Are Pregnant Patients with Sickle Cell Disease at Higher Risk? - European Medical Journal

Are Pregnant Patients with Sickle Cell Disease at Higher Risk?

PREGNANT patients with sickle cell disease (SCD) have an increased risk of severe maternal morbidity (SMM), according to a recent cohort study. While these findings are not surprising, explained author Veronica Gillispie-Bell, Ochsner Health Center – Kenner, Louisiana, USA, they are reminder of the importance of monitoring these patients closely to mitigate their risk and ensure they are kept out of a crisis.

The team analysed state health department data from 8,693,616 patients, 1.57% of whom had SMM, and 0.7% of whom had non-transfusion SMM. SMM included sepsis, SCD crisis, and heart failure, as well as 13 other life-threatening maternal conditions and five life-saving procedures. . Incidence of SCD is higher in Black patients, and 11% of the Black patients in this study experience more than one SMM.

In total, 0.37% of Black patients had SCD. Among those, the crude ratio of SMM during delivery hospitalisation was 11.9 (95% confidence interval [CI]: 11.3–12.5), while crude risk ratio of non-transfusion SMM was 19.8 (95% CI: 18.5–21.2). The adjusted risk ratios were 3.8 (95%: 3.3–4.5) and 6.5 (95% CI: 5.3-8.0), respectively. The attributable risk for SSM for SCD was 8.1 per 10,000 adjusted population, and maternal morbidity for SCD was 14 per 10,000 deliveries, versus one per 10,000 without SCD. The risk for readmission with SCD persisted for one year after delivery.

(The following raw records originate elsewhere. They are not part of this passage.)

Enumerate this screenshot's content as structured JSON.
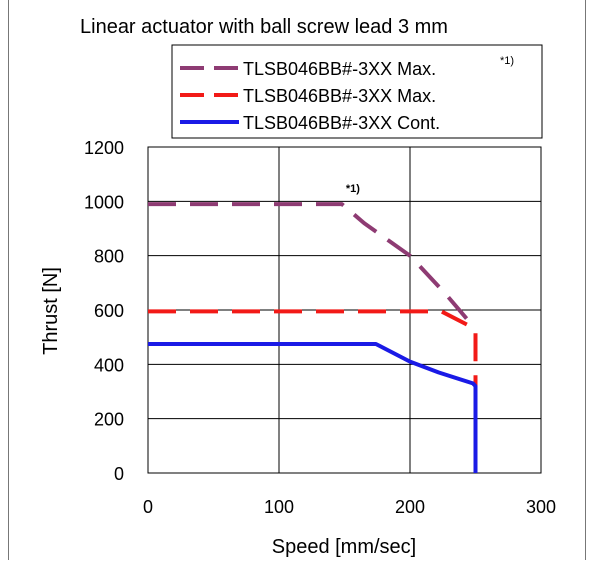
{
  "chart_data": {
    "type": "line",
    "title": "Linear actuator with ball screw lead 3 mm",
    "xlabel": "Speed [mm/sec]",
    "ylabel": "Thrust [N]",
    "xlim": [
      0,
      300
    ],
    "ylim": [
      0,
      1200
    ],
    "xticks": [
      0,
      100,
      200,
      300
    ],
    "yticks": [
      0,
      200,
      400,
      600,
      800,
      1000,
      1200
    ],
    "grid": true,
    "legend_position": "top-right",
    "annotation": "*1)",
    "series": [
      {
        "name": "TLSB046BB#-3XX Max.",
        "superscript": "*1)",
        "color": "#8E3B73",
        "style": "dashed",
        "x": [
          0,
          148,
          165,
          200,
          227,
          250
        ],
        "y": [
          990,
          990,
          920,
          800,
          660,
          530
        ]
      },
      {
        "name": "TLSB046BB#-3XX Max.",
        "color": "#F21A17",
        "style": "dashed",
        "x": [
          0,
          224,
          250,
          250
        ],
        "y": [
          595,
          595,
          530,
          240
        ]
      },
      {
        "name": "TLSB046BB#-3XX Cont.",
        "color": "#1A1AE6",
        "style": "solid",
        "x": [
          0,
          174,
          200,
          222,
          248,
          250,
          250
        ],
        "y": [
          475,
          475,
          410,
          370,
          330,
          320,
          0
        ]
      }
    ]
  }
}
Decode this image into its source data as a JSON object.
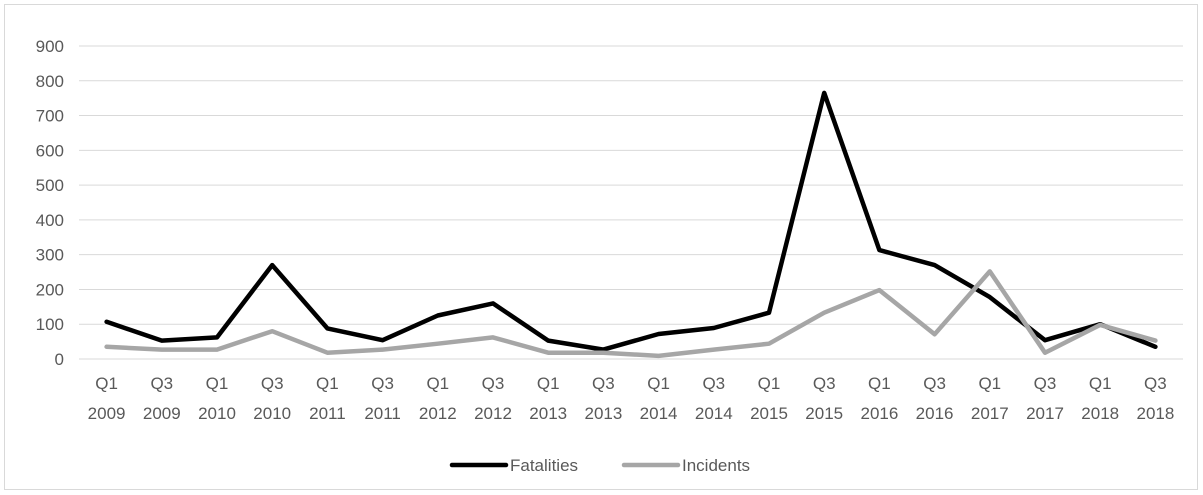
{
  "chart_data": {
    "type": "line",
    "categories": [
      [
        "Q1",
        "2009"
      ],
      [
        "Q3",
        "2009"
      ],
      [
        "Q1",
        "2010"
      ],
      [
        "Q3",
        "2010"
      ],
      [
        "Q1",
        "2011"
      ],
      [
        "Q3",
        "2011"
      ],
      [
        "Q1",
        "2012"
      ],
      [
        "Q3",
        "2012"
      ],
      [
        "Q1",
        "2013"
      ],
      [
        "Q3",
        "2013"
      ],
      [
        "Q1",
        "2014"
      ],
      [
        "Q3",
        "2014"
      ],
      [
        "Q1",
        "2015"
      ],
      [
        "Q3",
        "2015"
      ],
      [
        "Q1",
        "2016"
      ],
      [
        "Q3",
        "2016"
      ],
      [
        "Q1",
        "2017"
      ],
      [
        "Q3",
        "2017"
      ],
      [
        "Q1",
        "2018"
      ],
      [
        "Q3",
        "2018"
      ]
    ],
    "series": [
      {
        "name": "Fatalities",
        "color": "#000000",
        "values": [
          107,
          53,
          62,
          270,
          88,
          54,
          125,
          160,
          53,
          27,
          72,
          89,
          133,
          765,
          313,
          270,
          178,
          54,
          100,
          35
        ]
      },
      {
        "name": "Incidents",
        "color": "#a6a6a6",
        "values": [
          35,
          27,
          27,
          80,
          18,
          27,
          44,
          62,
          18,
          18,
          9,
          27,
          44,
          133,
          198,
          71,
          252,
          18,
          98,
          53
        ]
      }
    ],
    "yticks": [
      0,
      100,
      200,
      300,
      400,
      500,
      600,
      700,
      800,
      900
    ],
    "ylim": [
      0,
      900
    ],
    "grid": true,
    "legend_position": "bottom",
    "title": "",
    "xlabel": "",
    "ylabel": ""
  }
}
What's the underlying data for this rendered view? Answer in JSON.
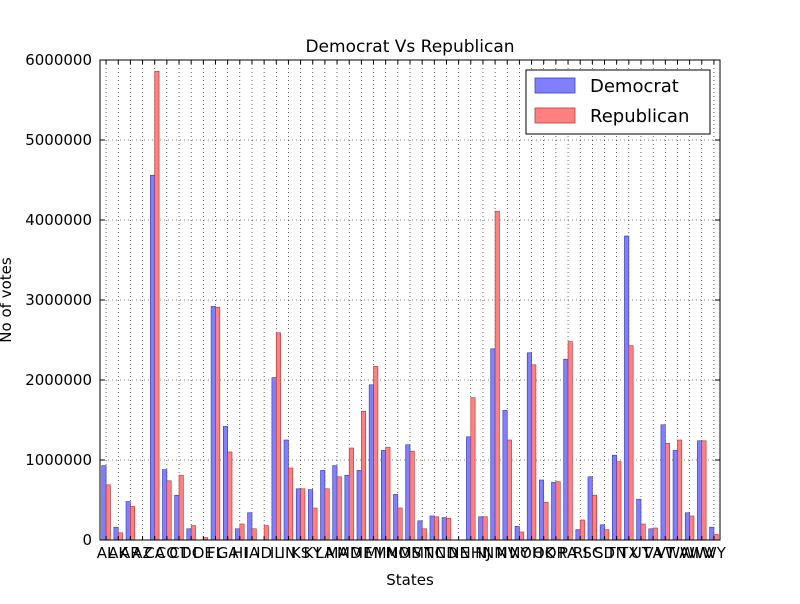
{
  "chart_data": {
    "type": "bar",
    "title": "Democrat Vs Republican",
    "xlabel": "States",
    "ylabel": "No of votes",
    "ylim": [
      0,
      6000000
    ],
    "yticks": [
      "0",
      "1000000",
      "2000000",
      "3000000",
      "4000000",
      "5000000",
      "6000000"
    ],
    "grid": true,
    "legend_position": "top-right",
    "categories": [
      "AL",
      "AK",
      "AR",
      "AZ",
      "CA",
      "CO",
      "CT",
      "DC",
      "DE",
      "FL",
      "GA",
      "HI",
      "IA",
      "ID",
      "IL",
      "IN",
      "KS",
      "KY",
      "LA",
      "MA",
      "MD",
      "ME",
      "MI",
      "MN",
      "MO",
      "MS",
      "MT",
      "NC",
      "ND",
      "NE",
      "NH",
      "NJ",
      "NM",
      "NV",
      "NY",
      "OH",
      "OK",
      "OR",
      "PA",
      "RI",
      "SC",
      "SD",
      "TN",
      "TX",
      "UT",
      "VA",
      "VT",
      "WA",
      "WI",
      "WV",
      "WY"
    ],
    "series": [
      {
        "name": "Democrat",
        "color": "#8080ff",
        "values": [
          930000,
          160000,
          480000,
          0,
          4560000,
          880000,
          560000,
          140000,
          0,
          2920000,
          1420000,
          140000,
          340000,
          0,
          2030000,
          1250000,
          640000,
          630000,
          870000,
          930000,
          810000,
          870000,
          1940000,
          1120000,
          570000,
          1190000,
          240000,
          300000,
          280000,
          0,
          1290000,
          290000,
          2390000,
          1620000,
          170000,
          2340000,
          750000,
          720000,
          2260000,
          130000,
          790000,
          190000,
          1060000,
          3800000,
          510000,
          140000,
          1440000,
          1120000,
          340000,
          1240000,
          160000
        ]
      },
      {
        "name": "Republican",
        "color": "#ff8080",
        "values": [
          690000,
          90000,
          420000,
          0,
          5860000,
          740000,
          810000,
          180000,
          30000,
          2910000,
          1100000,
          200000,
          140000,
          180000,
          2590000,
          900000,
          640000,
          400000,
          640000,
          790000,
          1150000,
          1610000,
          2170000,
          1160000,
          400000,
          1110000,
          140000,
          290000,
          270000,
          0,
          1780000,
          290000,
          4110000,
          1250000,
          100000,
          2190000,
          470000,
          730000,
          2480000,
          250000,
          560000,
          130000,
          980000,
          2430000,
          200000,
          150000,
          1210000,
          1250000,
          300000,
          1240000,
          70000
        ]
      }
    ]
  }
}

SCD led to a 3.8-fold increase in risk for SMM, which is similar to pre-existing anaemia as a risk factor for SMM; however, the risk for non-transfusion SMM was increased 6.5-fold, which is higher than the risk from severe pre-eclampsia. The study did not confirm whether the association between SCD and SSM was direct or indirect; however, researchers explained it is likely that SCD, associated to previously identified clinical risk factors, contributes to racial disparities in SMM.

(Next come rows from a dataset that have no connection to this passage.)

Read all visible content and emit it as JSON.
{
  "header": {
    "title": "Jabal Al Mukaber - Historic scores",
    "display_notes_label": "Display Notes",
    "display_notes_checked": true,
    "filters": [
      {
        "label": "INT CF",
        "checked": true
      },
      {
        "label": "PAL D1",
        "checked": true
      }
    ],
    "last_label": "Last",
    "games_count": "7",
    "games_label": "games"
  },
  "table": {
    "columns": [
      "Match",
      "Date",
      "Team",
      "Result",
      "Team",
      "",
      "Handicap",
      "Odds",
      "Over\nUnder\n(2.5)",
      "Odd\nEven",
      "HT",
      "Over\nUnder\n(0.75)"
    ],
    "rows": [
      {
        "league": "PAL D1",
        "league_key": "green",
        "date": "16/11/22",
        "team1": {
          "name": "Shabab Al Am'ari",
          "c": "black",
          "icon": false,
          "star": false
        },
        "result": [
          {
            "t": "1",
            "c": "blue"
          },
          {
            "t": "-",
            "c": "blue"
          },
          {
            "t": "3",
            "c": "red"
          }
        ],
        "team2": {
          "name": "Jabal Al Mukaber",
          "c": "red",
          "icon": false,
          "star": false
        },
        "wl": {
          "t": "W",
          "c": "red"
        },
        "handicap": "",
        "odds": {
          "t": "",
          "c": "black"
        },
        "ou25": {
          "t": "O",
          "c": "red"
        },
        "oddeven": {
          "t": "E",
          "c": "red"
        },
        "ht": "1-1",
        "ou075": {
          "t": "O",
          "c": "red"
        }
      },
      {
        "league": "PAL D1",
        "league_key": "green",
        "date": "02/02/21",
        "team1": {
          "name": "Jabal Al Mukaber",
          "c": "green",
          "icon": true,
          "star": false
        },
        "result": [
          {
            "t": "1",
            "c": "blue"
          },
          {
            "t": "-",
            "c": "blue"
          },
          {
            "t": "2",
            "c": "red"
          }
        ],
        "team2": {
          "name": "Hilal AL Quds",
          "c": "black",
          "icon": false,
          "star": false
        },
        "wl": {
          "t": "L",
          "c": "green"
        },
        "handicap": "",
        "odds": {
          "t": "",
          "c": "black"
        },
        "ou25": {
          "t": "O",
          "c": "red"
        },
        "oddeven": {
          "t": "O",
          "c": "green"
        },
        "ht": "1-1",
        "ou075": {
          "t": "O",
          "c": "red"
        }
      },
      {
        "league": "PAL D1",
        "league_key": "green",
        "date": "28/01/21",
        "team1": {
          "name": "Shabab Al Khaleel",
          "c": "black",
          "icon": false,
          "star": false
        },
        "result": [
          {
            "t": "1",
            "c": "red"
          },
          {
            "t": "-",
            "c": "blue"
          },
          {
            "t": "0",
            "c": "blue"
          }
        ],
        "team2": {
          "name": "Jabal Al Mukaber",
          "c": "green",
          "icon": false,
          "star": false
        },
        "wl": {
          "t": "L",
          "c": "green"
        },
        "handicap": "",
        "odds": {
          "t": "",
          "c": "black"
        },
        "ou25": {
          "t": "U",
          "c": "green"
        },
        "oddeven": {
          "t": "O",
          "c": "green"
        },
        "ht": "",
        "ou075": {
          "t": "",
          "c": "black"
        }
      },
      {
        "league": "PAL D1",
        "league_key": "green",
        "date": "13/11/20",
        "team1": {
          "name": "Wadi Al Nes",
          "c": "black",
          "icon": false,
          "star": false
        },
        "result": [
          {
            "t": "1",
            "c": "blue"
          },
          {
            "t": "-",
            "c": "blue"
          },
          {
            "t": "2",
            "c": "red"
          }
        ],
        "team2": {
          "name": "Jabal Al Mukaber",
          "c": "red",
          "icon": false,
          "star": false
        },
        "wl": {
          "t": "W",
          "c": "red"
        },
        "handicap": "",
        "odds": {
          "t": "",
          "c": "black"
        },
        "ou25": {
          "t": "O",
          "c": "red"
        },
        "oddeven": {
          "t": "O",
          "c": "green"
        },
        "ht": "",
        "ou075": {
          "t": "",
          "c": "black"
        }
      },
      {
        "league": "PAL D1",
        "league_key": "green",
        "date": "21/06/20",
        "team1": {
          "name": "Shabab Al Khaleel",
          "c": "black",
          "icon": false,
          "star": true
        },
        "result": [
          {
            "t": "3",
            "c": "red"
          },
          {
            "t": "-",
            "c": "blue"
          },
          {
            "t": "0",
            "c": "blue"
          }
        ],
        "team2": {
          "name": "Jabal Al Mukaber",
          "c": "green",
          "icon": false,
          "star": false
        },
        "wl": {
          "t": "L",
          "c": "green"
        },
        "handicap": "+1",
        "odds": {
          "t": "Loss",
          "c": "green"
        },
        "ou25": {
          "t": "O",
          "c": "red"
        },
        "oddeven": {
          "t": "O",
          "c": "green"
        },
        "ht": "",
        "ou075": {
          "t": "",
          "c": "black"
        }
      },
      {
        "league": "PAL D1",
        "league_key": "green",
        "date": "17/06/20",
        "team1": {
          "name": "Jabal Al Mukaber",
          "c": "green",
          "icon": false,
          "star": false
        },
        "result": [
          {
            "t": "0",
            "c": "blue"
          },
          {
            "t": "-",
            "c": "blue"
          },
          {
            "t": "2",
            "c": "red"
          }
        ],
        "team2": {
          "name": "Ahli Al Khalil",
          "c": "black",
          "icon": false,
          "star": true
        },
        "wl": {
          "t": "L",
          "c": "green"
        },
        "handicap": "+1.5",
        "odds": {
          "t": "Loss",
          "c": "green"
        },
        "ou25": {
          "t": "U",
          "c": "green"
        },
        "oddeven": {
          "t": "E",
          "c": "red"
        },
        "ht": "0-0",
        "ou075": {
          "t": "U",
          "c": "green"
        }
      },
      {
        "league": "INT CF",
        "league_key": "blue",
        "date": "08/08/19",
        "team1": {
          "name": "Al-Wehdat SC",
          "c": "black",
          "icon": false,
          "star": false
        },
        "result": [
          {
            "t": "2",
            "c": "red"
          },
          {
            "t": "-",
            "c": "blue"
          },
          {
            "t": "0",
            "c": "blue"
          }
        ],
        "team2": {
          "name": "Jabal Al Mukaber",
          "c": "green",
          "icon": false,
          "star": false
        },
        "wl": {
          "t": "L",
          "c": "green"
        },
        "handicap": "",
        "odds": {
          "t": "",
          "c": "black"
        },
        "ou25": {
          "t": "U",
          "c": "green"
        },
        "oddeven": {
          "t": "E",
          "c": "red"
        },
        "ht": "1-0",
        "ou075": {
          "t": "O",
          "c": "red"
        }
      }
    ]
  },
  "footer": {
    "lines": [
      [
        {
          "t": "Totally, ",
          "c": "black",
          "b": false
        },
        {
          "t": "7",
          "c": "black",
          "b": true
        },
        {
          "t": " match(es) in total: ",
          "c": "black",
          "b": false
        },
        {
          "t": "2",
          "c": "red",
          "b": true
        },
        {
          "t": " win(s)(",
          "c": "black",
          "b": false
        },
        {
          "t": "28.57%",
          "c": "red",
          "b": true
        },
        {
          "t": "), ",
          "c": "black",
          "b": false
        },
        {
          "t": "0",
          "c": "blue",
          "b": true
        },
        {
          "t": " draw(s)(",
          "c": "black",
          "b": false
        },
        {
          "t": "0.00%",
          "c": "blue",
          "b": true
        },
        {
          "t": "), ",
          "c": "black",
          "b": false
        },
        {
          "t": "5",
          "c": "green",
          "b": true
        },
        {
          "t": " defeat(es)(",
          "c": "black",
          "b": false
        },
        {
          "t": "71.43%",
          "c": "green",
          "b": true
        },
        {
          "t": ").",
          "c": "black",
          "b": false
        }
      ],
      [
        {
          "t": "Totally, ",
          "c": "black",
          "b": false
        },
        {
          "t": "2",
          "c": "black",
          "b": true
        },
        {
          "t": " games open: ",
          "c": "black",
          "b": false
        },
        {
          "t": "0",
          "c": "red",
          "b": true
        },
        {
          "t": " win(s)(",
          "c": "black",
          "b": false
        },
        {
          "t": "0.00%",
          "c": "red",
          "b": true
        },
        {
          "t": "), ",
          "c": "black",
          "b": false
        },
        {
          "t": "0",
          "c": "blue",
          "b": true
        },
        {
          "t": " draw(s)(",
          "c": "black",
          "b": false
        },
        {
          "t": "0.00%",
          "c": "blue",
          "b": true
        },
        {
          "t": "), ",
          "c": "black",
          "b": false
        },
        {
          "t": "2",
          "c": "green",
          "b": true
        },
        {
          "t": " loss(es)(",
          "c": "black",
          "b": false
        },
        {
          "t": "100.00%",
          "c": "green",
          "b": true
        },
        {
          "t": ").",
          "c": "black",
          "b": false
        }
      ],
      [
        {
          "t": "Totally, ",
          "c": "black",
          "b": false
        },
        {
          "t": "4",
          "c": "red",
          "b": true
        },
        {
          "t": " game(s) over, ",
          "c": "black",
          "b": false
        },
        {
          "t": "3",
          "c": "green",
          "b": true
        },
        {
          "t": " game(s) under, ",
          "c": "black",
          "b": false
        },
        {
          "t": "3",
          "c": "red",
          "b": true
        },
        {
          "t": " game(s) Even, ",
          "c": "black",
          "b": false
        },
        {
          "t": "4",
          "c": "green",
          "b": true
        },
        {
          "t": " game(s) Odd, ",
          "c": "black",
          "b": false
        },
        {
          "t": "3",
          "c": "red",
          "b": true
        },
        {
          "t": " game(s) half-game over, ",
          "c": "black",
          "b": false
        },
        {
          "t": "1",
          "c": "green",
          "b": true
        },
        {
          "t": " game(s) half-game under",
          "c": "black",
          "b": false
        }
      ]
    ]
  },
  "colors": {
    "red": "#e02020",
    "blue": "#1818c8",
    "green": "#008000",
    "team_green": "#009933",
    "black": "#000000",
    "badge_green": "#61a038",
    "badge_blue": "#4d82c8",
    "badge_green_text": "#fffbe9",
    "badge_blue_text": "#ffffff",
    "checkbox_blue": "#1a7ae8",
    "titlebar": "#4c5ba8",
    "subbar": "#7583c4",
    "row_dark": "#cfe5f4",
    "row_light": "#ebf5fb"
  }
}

The team acknowledged limitations of the study, including lack of data on SMM severity, when SMM occurred, analysis by genotype, and incidence in a particular state. However, the team stated the results confirm the urgent need for new interventions for SCD: “Preconception care and management by a multidisciplinary team of obstetricians, haematologists, anaesthesiologists, and other healthcare professionals are critical for improved pregnancy outcomes among patients with SCD.”